Polyclonal antibodies from patients immunized with a globo H-keyhole limpet hemocyanin vaccine: isolation, quantification, and characterization of immune responses by using totally synthetic immobilized tumor antigens

Abstract

We have previously reported on a carbohydrate-based vaccine program for immunotherapy in cancer patients. One such vaccine, based on the globo H antigen conjugated to the protein keyhole limpet hemocyanin (KLH), has been in clinical evaluation. Although this and other carbohydrate vaccines have been shown to induce antibody responses, there are currently no quantitative data on the antibody levels achieved in immunized patients by these or other anti-cancer vaccines. We report herein an efficient route to complex synthetic oligosaccharides attached to an affinity matrix for identifying and isolating antibodies elicited against such a carbohydrate-based vaccine in humans. Pre- and postvaccination profiles from serum samples of patients immunized with globo H-KLH were compared. All anti-globo H antibody activity was efficiently separated from other serum constituents. The isolated antibodies were readily quantified, and their specificities were analyzed. Since no comparable data were available on antibodies resulting from the vaccination of other cancer patients, we compared the observed levels with those quoted in studies with bacterial polysaccharide vaccines that had been quantified. Remarkably, cancer patients immunized with globo H-KLH produce anti-globo H antibody levels often exceeding those formed by immunization with bacterial polysaccharides. In addition, substantial quantities of both IgG and IgM antibodies were elicited, clearly indicating a class switch to IgG. Taken together, these analyses serve to clarify several aspects of the immune response to the vaccine and give several new insights to the carbohydrate-based vaccination strategy. Furthermore, antibodies so isolated could well have applications in clinical therapy.

Scheme 1

Figure 1

Affinity chromatography of sera from a patient (no. 4) on globo H-agarose column. (A) Postvaccination serum. (B) Prevaccination serum. Fractions were assayed for protein levels (■, OD₂₈₀) and reactivity with globo H-ceramide by ELISA (▴). Initial wash buffer: PBS; second wash (arrow 1): 1 M NaCl/PBS; final elution buffer (arrow 2): 0.05 M glycine⋅HCl (pH 2.5).

Figure 2

SDS/PAGE analysis of fractions isolated from sera from six patients, immunized with globo H-KLH, by affinity chromatography on a globo H-agarose column. Lanes 1–6, low pH-eluted fractions from patients 1–6. Lane 7, eluted fraction from patient 3 further purified to remove HSA. Lane S, protein standards (220, 130, 90, 70, 60, 40, 30, and 20 kDa). The migration rates of IgM, IgG, and HSA are indicated.

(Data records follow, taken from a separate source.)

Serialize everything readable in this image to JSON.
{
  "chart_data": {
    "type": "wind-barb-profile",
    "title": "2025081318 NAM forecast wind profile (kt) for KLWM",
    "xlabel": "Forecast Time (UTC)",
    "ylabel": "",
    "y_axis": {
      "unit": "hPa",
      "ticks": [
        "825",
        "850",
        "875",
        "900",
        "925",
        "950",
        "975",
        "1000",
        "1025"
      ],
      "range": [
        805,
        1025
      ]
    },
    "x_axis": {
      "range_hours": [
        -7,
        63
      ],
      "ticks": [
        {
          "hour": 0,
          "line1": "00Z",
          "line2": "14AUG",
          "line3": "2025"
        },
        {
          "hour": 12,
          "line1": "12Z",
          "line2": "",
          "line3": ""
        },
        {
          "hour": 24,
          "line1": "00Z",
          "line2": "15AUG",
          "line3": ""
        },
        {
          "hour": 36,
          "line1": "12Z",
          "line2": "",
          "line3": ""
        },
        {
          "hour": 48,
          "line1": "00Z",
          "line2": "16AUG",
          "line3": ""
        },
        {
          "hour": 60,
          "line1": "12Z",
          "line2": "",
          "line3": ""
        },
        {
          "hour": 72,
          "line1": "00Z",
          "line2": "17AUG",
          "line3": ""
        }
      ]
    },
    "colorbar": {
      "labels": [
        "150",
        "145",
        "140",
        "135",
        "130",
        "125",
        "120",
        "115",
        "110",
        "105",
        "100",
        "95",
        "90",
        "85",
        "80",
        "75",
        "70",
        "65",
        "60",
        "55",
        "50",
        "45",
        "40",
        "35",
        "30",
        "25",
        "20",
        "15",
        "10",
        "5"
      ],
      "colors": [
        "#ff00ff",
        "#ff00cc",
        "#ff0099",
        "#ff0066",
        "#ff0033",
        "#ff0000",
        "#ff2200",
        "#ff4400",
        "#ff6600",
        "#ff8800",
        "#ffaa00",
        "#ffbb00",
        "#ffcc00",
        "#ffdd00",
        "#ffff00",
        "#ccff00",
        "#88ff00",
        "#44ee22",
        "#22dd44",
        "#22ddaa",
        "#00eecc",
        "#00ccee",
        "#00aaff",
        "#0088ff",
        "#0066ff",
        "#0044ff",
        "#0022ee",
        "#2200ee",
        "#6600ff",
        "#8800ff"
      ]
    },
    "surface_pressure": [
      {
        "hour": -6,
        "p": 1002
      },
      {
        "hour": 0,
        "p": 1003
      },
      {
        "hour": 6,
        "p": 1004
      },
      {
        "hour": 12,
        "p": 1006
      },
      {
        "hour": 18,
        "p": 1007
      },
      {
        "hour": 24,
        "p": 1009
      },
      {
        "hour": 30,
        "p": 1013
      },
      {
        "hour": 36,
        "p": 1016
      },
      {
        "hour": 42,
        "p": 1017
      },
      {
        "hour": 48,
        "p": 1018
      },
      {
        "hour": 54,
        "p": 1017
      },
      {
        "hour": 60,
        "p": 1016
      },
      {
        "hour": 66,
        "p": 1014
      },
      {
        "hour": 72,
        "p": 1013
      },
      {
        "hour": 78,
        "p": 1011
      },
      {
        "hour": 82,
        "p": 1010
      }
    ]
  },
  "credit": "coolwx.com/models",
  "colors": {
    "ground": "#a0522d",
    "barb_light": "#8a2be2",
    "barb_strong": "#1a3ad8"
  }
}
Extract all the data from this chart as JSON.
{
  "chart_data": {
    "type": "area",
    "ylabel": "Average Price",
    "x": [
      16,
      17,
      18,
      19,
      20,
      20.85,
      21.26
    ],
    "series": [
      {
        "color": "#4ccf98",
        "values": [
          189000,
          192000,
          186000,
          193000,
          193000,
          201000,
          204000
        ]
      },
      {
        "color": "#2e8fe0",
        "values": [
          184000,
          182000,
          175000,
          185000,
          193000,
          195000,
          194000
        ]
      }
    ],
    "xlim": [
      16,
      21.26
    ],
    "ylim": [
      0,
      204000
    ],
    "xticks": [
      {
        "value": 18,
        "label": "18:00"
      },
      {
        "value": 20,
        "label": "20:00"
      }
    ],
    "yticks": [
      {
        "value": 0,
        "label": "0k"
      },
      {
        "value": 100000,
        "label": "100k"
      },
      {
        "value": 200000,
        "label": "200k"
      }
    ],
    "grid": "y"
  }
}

The samples were separated on a 7% polyacrylamide gel under nonreducing conditions and then stained with Coomassie blue.

Figure 3

Analysis of specificity of antibody fractions isolated from five immunized patients: patient 2 (A), patient 4 (B); patient 8 (C), patient 13 (D); and patient 14 (E) (as listed in ref. 10). Reactivity was measured with a direct ELISA using rabbit anti-human IgG (H and L chains) conjugated to alkaline phosphatase as the second antibody. (F) Anti-globo H monoclonal antibody VK-9. Test compounds: 1, globo H-Cer; 2, gal-globoside (SSEA-3 antigen); 3, globoside; 4, Le^y (Fucα1–2Galβ1–4[Fucα1–3]GlcNAcβ1–3Gal)-BSA; 5, Le^b (Fucα1–2Galβ1–3[Fucα1–4]GlcNAcβ1–3Gal)-BSA; 6, Le^x (Galβ1–4[Fucaα1–3]GlcNAc)-PAA; 7, Le^x-Cer; 8, Le^a (Galβ1–3[Fucaα1–4]GlcNAc)-PAA; 9, H type 2 (Fucα1–2Galβ1–4GlcNAc)-PE; 10, H type 2-PAA; 11, H type 1 (Fucα1–2Galβ1–3GlcNAcβ1–3Gal)-BSA; 12, H type 1-PAA; 13, lactose-CETE; 14, Galα1–4Galβ1–4Glc-CETE; 15, Galα1–4GlcNAc-CETE-BSA. Abbreviations: Cer, ceramide; BSA, bovine serum albumin; PAA, polyacrylamide; PE, phosphatidylethanolamine; CETE, 2-(carbomethoxyethylthio)ethyl.